Tuesday, March 06, 2012

Sound of Noise: Music for Chaos

Leave it to the anarchist drummers to give avant-garde improvised music a bad name. Of course, to paraphrase Sean Connery in The Russia House, have you ever met an experimental drummer who wasn’t an anarchist? Six radical percussionists hatch plans to perform an ambitious suite for the unsuspecting public, but one counter-terrorism cop really doesn’t want to hear it in Ola Simonsson & Johannes Stjärne Nilsson’s Sound of Noise (trailer here), which opens this Friday in New York.

Amadeus Warnebring is the tone deaf black sheep in an illustrious musical family. Listening to his conductor brother’s command performances is absolute torture for him—and that is conventional symphonic music. He would prefer to find a time bomb at a crime scene than a metronome, but that is exactly what underground musicians Magnus and Sanna leave behind after a little warm up stunt. The former has bigger plans though: a four movement opus titled Music for One City and Six Drummers. As he explains, it is kind of conceptual, involving found sounds with space for improvisation. Warnebring is going to hate it.

Indeed, freely mixing large scale performance art with a driving beat, Magnus’s piece pushes Warnebring to his breaking point. Yet, he still manages to make a strange connection with Sanna that could ultimately save both of them.

For those who frequently read Signal to Noise magazine, this film was produced with exactly you in mind. Anyone who has sat through their share of avant-garde music performances, enthusiastically or reluctantly, will Horshack laugh all the way through Sound.
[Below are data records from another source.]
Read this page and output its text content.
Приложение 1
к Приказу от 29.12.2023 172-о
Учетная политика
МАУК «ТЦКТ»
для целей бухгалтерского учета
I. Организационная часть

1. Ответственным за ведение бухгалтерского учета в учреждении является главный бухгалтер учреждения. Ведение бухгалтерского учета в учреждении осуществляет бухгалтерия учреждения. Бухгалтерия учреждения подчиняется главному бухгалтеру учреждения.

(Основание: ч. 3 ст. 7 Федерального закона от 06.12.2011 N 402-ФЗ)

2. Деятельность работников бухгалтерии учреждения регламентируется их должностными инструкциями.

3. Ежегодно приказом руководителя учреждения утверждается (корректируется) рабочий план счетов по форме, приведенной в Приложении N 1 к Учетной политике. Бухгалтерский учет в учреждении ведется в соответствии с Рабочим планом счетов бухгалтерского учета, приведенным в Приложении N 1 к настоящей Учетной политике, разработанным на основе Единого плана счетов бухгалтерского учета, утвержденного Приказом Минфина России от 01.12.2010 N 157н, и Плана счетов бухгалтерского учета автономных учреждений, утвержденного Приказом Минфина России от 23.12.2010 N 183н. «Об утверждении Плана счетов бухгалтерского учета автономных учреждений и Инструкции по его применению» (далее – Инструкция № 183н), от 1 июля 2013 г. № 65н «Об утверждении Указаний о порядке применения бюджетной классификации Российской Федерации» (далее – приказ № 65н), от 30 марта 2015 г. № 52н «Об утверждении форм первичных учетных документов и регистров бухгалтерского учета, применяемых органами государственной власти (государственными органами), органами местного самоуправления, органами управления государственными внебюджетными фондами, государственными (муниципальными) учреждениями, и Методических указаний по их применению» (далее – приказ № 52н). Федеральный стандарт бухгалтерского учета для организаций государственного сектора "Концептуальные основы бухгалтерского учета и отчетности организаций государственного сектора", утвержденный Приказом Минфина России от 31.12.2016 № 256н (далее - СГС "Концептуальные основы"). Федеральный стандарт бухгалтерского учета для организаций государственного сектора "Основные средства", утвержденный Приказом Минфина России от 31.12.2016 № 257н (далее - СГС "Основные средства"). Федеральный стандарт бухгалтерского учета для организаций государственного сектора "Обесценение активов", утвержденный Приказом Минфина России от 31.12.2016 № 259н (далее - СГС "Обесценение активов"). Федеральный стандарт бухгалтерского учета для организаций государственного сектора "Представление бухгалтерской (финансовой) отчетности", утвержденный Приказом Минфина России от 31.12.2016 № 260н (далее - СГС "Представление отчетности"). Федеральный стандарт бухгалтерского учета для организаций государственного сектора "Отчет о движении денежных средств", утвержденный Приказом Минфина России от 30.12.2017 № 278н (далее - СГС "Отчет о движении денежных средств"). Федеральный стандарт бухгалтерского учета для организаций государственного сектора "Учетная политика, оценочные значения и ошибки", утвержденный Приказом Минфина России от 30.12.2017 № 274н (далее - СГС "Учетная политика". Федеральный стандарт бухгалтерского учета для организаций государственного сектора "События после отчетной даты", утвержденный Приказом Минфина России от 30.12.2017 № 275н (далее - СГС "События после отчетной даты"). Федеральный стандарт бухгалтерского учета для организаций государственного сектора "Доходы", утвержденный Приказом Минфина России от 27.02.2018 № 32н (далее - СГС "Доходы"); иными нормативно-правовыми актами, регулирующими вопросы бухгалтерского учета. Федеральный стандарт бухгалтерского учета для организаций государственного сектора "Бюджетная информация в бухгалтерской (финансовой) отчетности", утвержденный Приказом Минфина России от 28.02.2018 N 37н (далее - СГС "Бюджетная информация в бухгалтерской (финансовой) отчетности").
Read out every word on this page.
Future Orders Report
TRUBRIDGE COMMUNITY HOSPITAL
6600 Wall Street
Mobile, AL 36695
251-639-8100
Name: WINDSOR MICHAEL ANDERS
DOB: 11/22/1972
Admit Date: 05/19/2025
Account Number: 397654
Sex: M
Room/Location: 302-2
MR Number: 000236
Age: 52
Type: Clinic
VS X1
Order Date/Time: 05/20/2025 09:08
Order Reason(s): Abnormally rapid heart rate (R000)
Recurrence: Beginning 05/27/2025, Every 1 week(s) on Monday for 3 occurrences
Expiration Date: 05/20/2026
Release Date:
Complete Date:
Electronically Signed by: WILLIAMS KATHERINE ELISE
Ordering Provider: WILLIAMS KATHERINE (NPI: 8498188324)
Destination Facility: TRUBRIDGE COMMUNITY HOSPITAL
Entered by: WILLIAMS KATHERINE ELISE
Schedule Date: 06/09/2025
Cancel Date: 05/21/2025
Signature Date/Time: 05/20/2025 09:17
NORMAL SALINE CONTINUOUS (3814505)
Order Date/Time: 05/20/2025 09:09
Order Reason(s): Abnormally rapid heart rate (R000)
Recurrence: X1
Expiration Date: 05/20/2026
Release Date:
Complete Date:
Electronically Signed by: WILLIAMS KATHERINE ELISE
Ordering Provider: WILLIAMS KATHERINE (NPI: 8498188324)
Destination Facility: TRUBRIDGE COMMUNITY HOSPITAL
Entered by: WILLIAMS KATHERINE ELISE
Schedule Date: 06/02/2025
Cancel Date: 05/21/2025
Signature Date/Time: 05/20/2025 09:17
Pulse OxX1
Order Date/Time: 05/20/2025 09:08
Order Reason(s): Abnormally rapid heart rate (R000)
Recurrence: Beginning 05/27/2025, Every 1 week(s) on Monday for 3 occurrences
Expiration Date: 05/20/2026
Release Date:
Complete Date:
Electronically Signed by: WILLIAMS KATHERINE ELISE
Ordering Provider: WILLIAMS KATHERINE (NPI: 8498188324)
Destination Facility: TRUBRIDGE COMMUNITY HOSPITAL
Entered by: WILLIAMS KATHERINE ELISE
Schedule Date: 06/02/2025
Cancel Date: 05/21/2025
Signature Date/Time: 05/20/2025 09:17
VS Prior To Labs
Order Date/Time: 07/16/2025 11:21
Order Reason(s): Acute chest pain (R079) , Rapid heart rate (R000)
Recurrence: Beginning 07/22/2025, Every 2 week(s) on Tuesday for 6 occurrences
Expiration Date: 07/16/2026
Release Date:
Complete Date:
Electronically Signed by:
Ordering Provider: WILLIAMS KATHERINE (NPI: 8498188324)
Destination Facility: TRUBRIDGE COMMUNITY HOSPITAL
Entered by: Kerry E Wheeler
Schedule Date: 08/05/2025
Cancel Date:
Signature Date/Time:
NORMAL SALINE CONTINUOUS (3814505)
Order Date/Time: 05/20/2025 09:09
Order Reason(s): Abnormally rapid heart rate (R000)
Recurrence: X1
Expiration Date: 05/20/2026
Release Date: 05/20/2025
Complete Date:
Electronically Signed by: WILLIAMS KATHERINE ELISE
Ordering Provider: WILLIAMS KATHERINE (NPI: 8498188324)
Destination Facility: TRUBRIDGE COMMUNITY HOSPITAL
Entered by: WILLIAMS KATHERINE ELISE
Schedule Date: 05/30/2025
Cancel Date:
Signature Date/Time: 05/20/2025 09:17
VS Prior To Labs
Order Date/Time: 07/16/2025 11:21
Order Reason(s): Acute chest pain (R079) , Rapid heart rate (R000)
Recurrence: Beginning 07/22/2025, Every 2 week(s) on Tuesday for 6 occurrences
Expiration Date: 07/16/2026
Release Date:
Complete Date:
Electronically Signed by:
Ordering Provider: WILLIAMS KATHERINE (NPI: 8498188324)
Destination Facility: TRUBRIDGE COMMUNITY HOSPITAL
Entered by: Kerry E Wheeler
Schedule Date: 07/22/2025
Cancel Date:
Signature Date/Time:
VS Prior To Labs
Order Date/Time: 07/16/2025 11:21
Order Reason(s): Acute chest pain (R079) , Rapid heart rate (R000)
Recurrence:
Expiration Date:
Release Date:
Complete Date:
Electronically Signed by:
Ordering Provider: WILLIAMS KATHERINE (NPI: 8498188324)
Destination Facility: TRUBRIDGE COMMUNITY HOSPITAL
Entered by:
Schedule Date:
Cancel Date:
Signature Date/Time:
If you have no idea what all that means, you can still enjoy the movie’s inventiveness anyway. Sure, you betcha.

There might be an inclination to co-opt Sound of Noise on behalf of the Occupy This-or-That thugs, but Sanna and her comrades really are all about the music. Indeed, their ideology is their music. As for Warnebring the copper, he unambiguously serves as the film’s sympathetic protagonist. Indeed, Bengt Nilsson is rather shockingly engaging as the neurotic music hater.

Cleverly scripted by Simonsson and co-director Nilsson (well known online for their slightly creepier forerunner short, Music for One Apartment and Six Drummers), Sound of Noise concludes on a note of truer poetic justice than seen in most any film of recent vintage. Getting there is quite a trip too. Highly recommended, it opens this Friday (3/9) in New York at the Cinema Village.